Epilog

2.7K 95 452
                                    

Nie będzie rozdziału 25, nie potrafię zmusić się do dalszego pisania tej historii, ale proszę wstawiam tu coś w rodzaju epilogu, w którym pokrótce opiszę wydarzenia z rozdziału 25.

Tutaj proszę namiastkę rozdziału: 25

Minął tydzień. Cały kurwa tydzień, zanim zdjęli mi ten jebany gips z ręki. I pomyśleć, że na początku wcale mi nie przeszkadzał. Dopóki nie wróciłem do swojego mieszkania i swojej ukochanej Marinette.
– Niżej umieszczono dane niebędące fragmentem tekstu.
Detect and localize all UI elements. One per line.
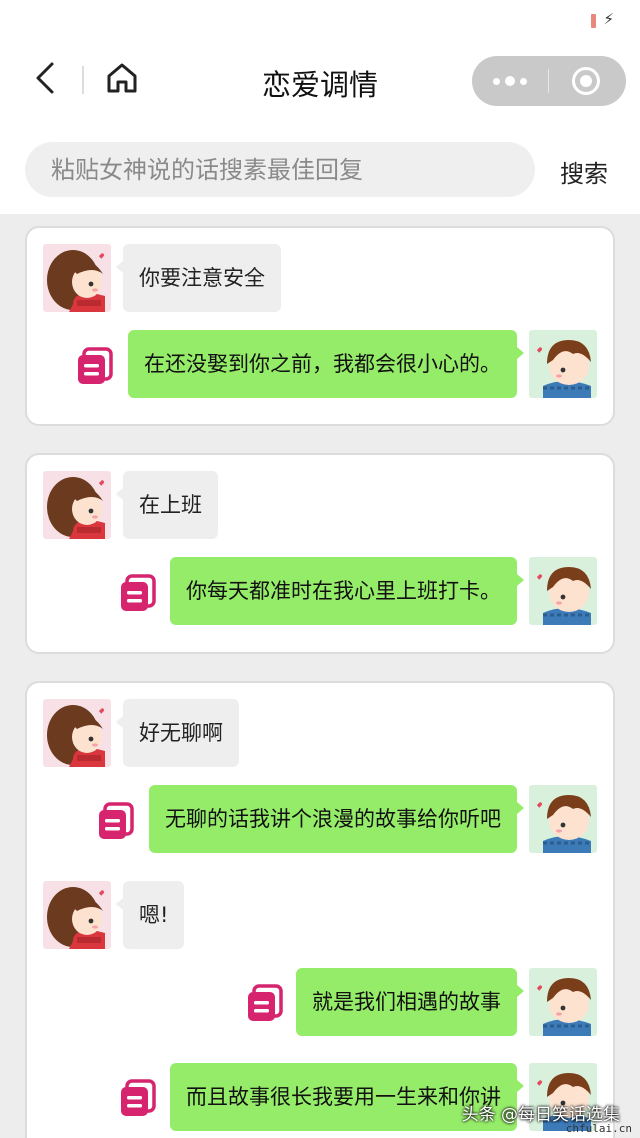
home-button[interactable]	[104, 58, 140, 98]
chat-card: 在上班 你每天都准时在我心里上班打卡。	[25, 453, 615, 654]
copy-icon[interactable]	[118, 573, 158, 613]
nav-bar: 恋爱调情	[0, 40, 640, 124]
mini-program-capsule	[472, 56, 626, 106]
home-icon	[107, 63, 137, 93]
search-button[interactable]: 搜索	[560, 154, 608, 189]
copy-icon-graphic	[121, 1079, 156, 1116]
more-dot-icon	[520, 77, 527, 85]
back-button[interactable]	[30, 58, 64, 98]
watermark-url: chfulai.cn	[565, 1122, 632, 1135]
copy-icon[interactable]	[118, 1078, 158, 1118]
message-bubble-right[interactable]: 在还没娶到你之前，我都会很小心的。	[128, 330, 524, 398]
message-bubble-left: 在上班	[116, 471, 218, 539]
girl-avatar-graphic	[43, 471, 111, 539]
charging-icon: ⚡	[603, 10, 614, 28]
back-arrow-icon	[36, 62, 54, 94]
close-mini-program-button[interactable]	[572, 67, 600, 95]
boy-avatar-graphic	[529, 557, 597, 625]
boy-avatar	[529, 785, 597, 853]
message-bubble-right[interactable]: 你每天都准时在我心里上班打卡。	[170, 557, 524, 625]
message-bubble-right[interactable]: 就是我们相遇的故事	[296, 968, 524, 1036]
more-dot-icon	[505, 76, 515, 86]
message-bubble-left: 好无聊啊	[116, 699, 239, 767]
chat-card: 好无聊啊 无聊的话我讲个浪漫的故事给你听吧 嗯! 就是我们相遇的故事 而且故事很…	[25, 681, 615, 1138]
boy-avatar-graphic	[529, 785, 597, 853]
copy-icon[interactable]	[245, 983, 285, 1023]
copy-icon-graphic	[99, 802, 134, 839]
girl-avatar	[43, 471, 111, 539]
message-bubble-left: 你要注意安全	[116, 244, 281, 312]
boy-avatar-graphic	[529, 968, 597, 1036]
status-bar: ⚡	[0, 0, 640, 40]
copy-icon[interactable]	[75, 346, 115, 386]
boy-avatar-graphic	[529, 330, 597, 398]
girl-avatar	[43, 244, 111, 312]
girl-avatar	[43, 699, 111, 767]
copy-icon-graphic	[248, 984, 283, 1021]
search-input[interactable]	[25, 142, 535, 197]
battery-icon	[591, 14, 596, 28]
chat-card: 你要注意安全 在还没娶到你之前，我都会很小心的。	[25, 226, 615, 426]
copy-icon-graphic	[78, 347, 113, 384]
message-bubble-right[interactable]: 无聊的话我讲个浪漫的故事给你听吧	[149, 785, 524, 853]
copy-icon[interactable]	[96, 801, 136, 841]
boy-avatar	[529, 557, 597, 625]
girl-avatar-graphic	[43, 699, 111, 767]
boy-avatar	[529, 330, 597, 398]
girl-avatar-graphic	[43, 881, 111, 949]
boy-avatar	[529, 968, 597, 1036]
more-dot-icon	[493, 77, 500, 85]
nav-divider	[82, 66, 84, 94]
search-bar: 搜索	[0, 124, 640, 214]
copy-icon-graphic	[121, 574, 156, 611]
girl-avatar-graphic	[43, 244, 111, 312]
more-button[interactable]	[472, 56, 548, 106]
girl-avatar	[43, 881, 111, 949]
message-bubble-left: 嗯!	[115, 881, 185, 949]
capsule-divider	[548, 69, 549, 93]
Cały tydzień robiliśmy różne rzeczy, te najdziwniejsze wolałbym pominąć – jak na przykład Marinette biorąca prysznic, podczas gdy ja musiałem za potrzebą na toaletę. Tak, wiem, że mieliśmy drugą toaletę, ale była strasznie daleko od naszej sypialni, a obawiałem się, że mógłbym nie zdążyć na czas. Dlatego resztę podobnych przygód wolałbym pominąć.

Wieczorami oglądaliśmy filmy – komedie, horrory, a czasem nawet dramaty. Często też graliśmy w gry, a gdy nudziło nas własne towarzystwo to spędzaliśmy czas w innych pomieszczeniach, albo w tym samym pomieszczeniu, ale robiąc coś innego. Kłóciliśmy się dosyć często, gdyż Marinette zaczynała już mieć humorki i nawet najmniejszy, tyci element, który był nie tak jak trzeba mógł ją wyprowadzić z równowagi, ale dawałem radę. Zawsze starałem się jakoś załagodzić sytuację, albo żartem, albo przytuleniem. Chociaż czasem miałem serdecznie dość tego wszystkiego i zamykałem się na godzinę w toalecie, dopóki mnie nie przeprosiła.

Wspólne życie nie było wcale takie kolorowe jakby mogło się to wydawać. Z początku myślałem, że będzie prościej, ale z każdą chwilą coraz bardziej żałowałem tego, że Marinette była w ciąży. Bałem się tego, cholernie, ale mógłbym się teraz do tego przyznać. Byłem idiotą, że wpadłem na tak durny pomysł, a teraz było już na to wszystko za późno. Musiałem jakoś wytrzymać, potem... powinno być lżej. I tego starałem się trzymać.

Na kolejnej wizycie u ginekologa okazało się, że to ciąża dwu-owodniowa dwu-kosmówkowa, czyli że naszym dzieciom nic nie zagrażało. Każde z nich otrzymywało pokarm w tej samej ilości. Istniało jedynie ryzyko przedwczesnego porodu. Wyniki Marinette miała dobre, więc byłem spokojny.

Było jednak coś, co strasznie mi ciążyło, a mianowicie moje kłamstwo...



Epilog

Dwa tygodnie później

Minął już tydzień od walki Biedronki i Czarnego Kota z Władcą Ciem, a raczej... Gabrielem Agreste'em. Cios, z którym musieliśmy się zmierzyć, a raczej, z którym Adrien musiał się zmierzyć był ogromny i nie mogłam uwierzyć, że do tego wszystkiego zdolny był mężczyzna, który zniewolił swojego syna. Właściwie w to akurat było łatwiej uwierzyć niż w jego czyste intencje, by uratować żonę.

Niestety, walka nie poszła po naszej myśli. Źle mi o tym pisać, bo wiem ile to kosztowało Adriena, by dojść do siebie po tych wszystkich wydarzeniach. Otóż, Gabriel szpiegował syna z pomocą swojej asystentki, Nathalie. Tak właśnie dowiedział się o mnie i o Adrienie, o prawdziwych tożsamościach superbohaterów. Dlatego też zaczekał aż ręka Adriena całkowicie się zrośnie, to znaczy... jego kości. I kiedy był już sprawny, Władca Ciem zaatakował.

Nie byliśmy na to przygotowani. W zasadzie to ja nie byłam. Nie byłam również gotowa na to, że chwilę później Władca Ciem zdradzi swoją tożsamość, a to mną tak wstrząsnęło, że... nie zauważyłam śmiertelnego ciosu wyprowadzonego prosto we mnie, Adrien zresztą też.

Później już nie wiedziałam, co się wydarzyło, jedynie z opowieści Adriena. Poznał powód ojca, a potem ogarnął go taki szał, że w przypływie chwili zabił Władcę Ciem. Pozbył się swojego ojca raz na zawsze, wrzeszcząc, że to on pierwszy odebrał mu życie. Nie dziwiłam mu się, żył jak w klatce przez większość czasu.